Science instruments aboard the nearly identical spacecraft will measure the high-energy particles coursing through the radiation belts and numbering in the trillions.

The satellites will traverse both the inner and outer belts, flying as close as 300 miles to Earth and as far away as almost 20,000 miles, and occasionally lapping one another. At times, the probes will be 100 miles apart, at other times 24,000 miles apart, or three of Earth's diameters.

Fox said the beauty of having two satellites is that scientists will see whether energy disturbances affect just one or both, allowing for measurements over space as well as time.

Earth is hardly alone in this curious setup.

Jupiter, Saturn, Uranus and Neptune also have magnetic fields and radiation belts. While the processes are understood, mysteries abound. Fox likens it to making a cake: "You know all the ingredients but you're not quite sure of the proportions of each piece in each given storm."

Compared with the simple Geiger counter on America's first satellite Explorer 1, which uncovered the radiation belts, these two new 1,400-pound probes contain the latest in microelectronics. Each satellite has eight science instruments.

"This is a phenomenal set of instruments," said University of Iowa physicist Craig Kletzing, a principal investigator. "This is the best that's ever been flown in the radiation belts, and we'll make tremendous advances."

The University of Iowa is where James Van Allen spent his famed career.

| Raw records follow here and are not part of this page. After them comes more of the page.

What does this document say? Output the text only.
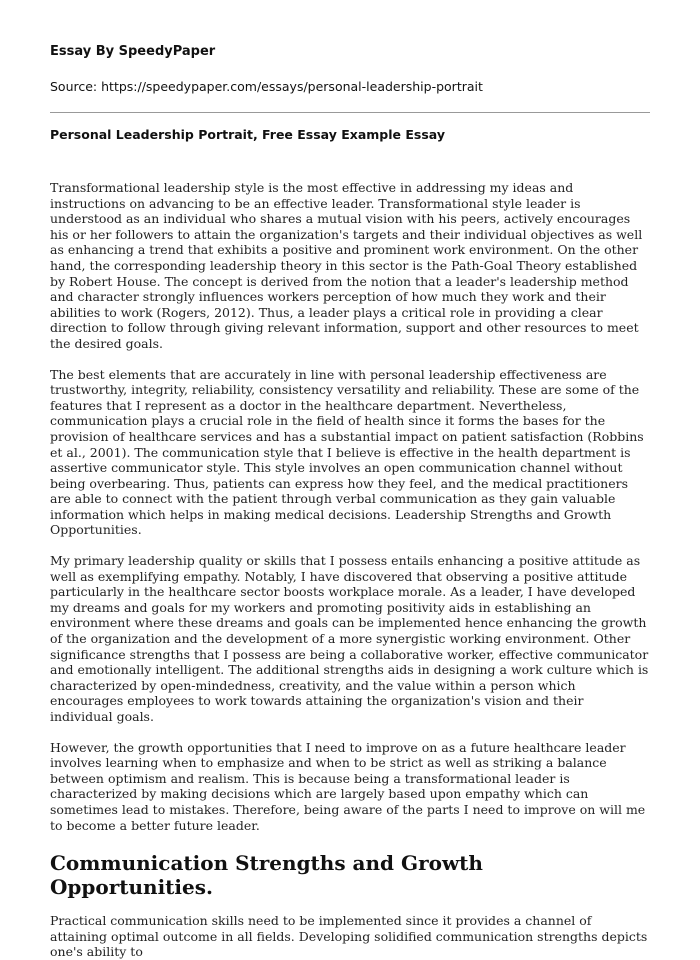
Essay By SpeedyPaper
Source: https://speedypaper.com/essays/personal-leadership-portrait
Personal Leadership Portrait, Free Essay Example Essay

Transformational leadership style is the most effective in addressing my ideas and instructions on advancing to be an effective leader. Transformational style leader is understood as an individual who shares a mutual vision with his peers, actively encourages his or her followers to attain the organization's targets and their individual objectives as well as enhancing a trend that exhibits a positive and prominent work environment. On the other hand, the corresponding leadership theory in this sector is the Path-Goal Theory established by Robert House. The concept is derived from the notion that a leader's leadership method and character strongly influences workers perception of how much they work and their abilities to work (Rogers, 2012). Thus, a leader plays a critical role in providing a clear direction to follow through giving relevant information, support and other resources to meet the desired goals.

The best elements that are accurately in line with personal leadership effectiveness are trustworthy, integrity, reliability, consistency versatility and reliability. These are some of the features that I represent as a doctor in the healthcare department. Nevertheless, communication plays a crucial role in the field of health since it forms the bases for the provision of healthcare services and has a substantial impact on patient satisfaction (Robbins et al., 2001). The communication style that I believe is effective in the health department is assertive communicator style. This style involves an open communication channel without being overbearing. Thus, patients can express how they feel, and the medical practitioners are able to connect with the patient through verbal communication as they gain valuable information which helps in making medical decisions. Leadership Strengths and Growth Opportunities.

My primary leadership quality or skills that I possess entails enhancing a positive attitude as well as exemplifying empathy. Notably, I have discovered that observing a positive attitude particularly in the healthcare sector boosts workplace morale. As a leader, I have developed my dreams and goals for my workers and promoting positivity aids in establishing an environment where these dreams and goals can be implemented hence enhancing the growth of the organization and the development of a more synergistic working environment. Other significance strengths that I possess are being a collaborative worker, effective communicator and emotionally intelligent. The additional strengths aids in designing a work culture which is characterized by open-mindedness, creativity, and the value within a person which encourages employees to work towards attaining the organization's vision and their individual goals.

However, the growth opportunities that I need to improve on as a future healthcare leader involves learning when to emphasize and when to be strict as well as striking a balance between optimism and realism. This is because being a transformational leader is characterized by making decisions which are largely based upon empathy which can sometimes lead to mistakes. Therefore, being aware of the parts I need to improve on will me to become a better future leader.

Communication Strengths and Growth Opportunities.

Practical communication skills need to be implemented since it provides a channel of attaining optimal outcome in all fields. Developing solidified communication strengths depicts one's ability to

His 1958 discovery of the radiation belts are said to be the first scientific discovery of the Space Age.

Sarah Van Allen, his daughter, was at the mission control center in Laurel, Md., for Thursday's launch.

For now, these newest satellites are called A and B. After a two-month checkout, NASA plans to give them real names.

Perhaps Van and Allen? That's what Fox calls them "because they're close to my heart."

Van Allen was 91 and dying when the Radiation Belt Storm Probes won approval in 2006. How would the late Van Allen feel about the endeavor?

"Very pumped up," Kletzing said.

It took NASA three tries to launch the spacecraft. Last week's attempts were thwarted by trouble with a tracking beacon on the Atlas V rocket and then stormy weather. NASA opted to wait until the passage of Hurricane Isaac before trying again.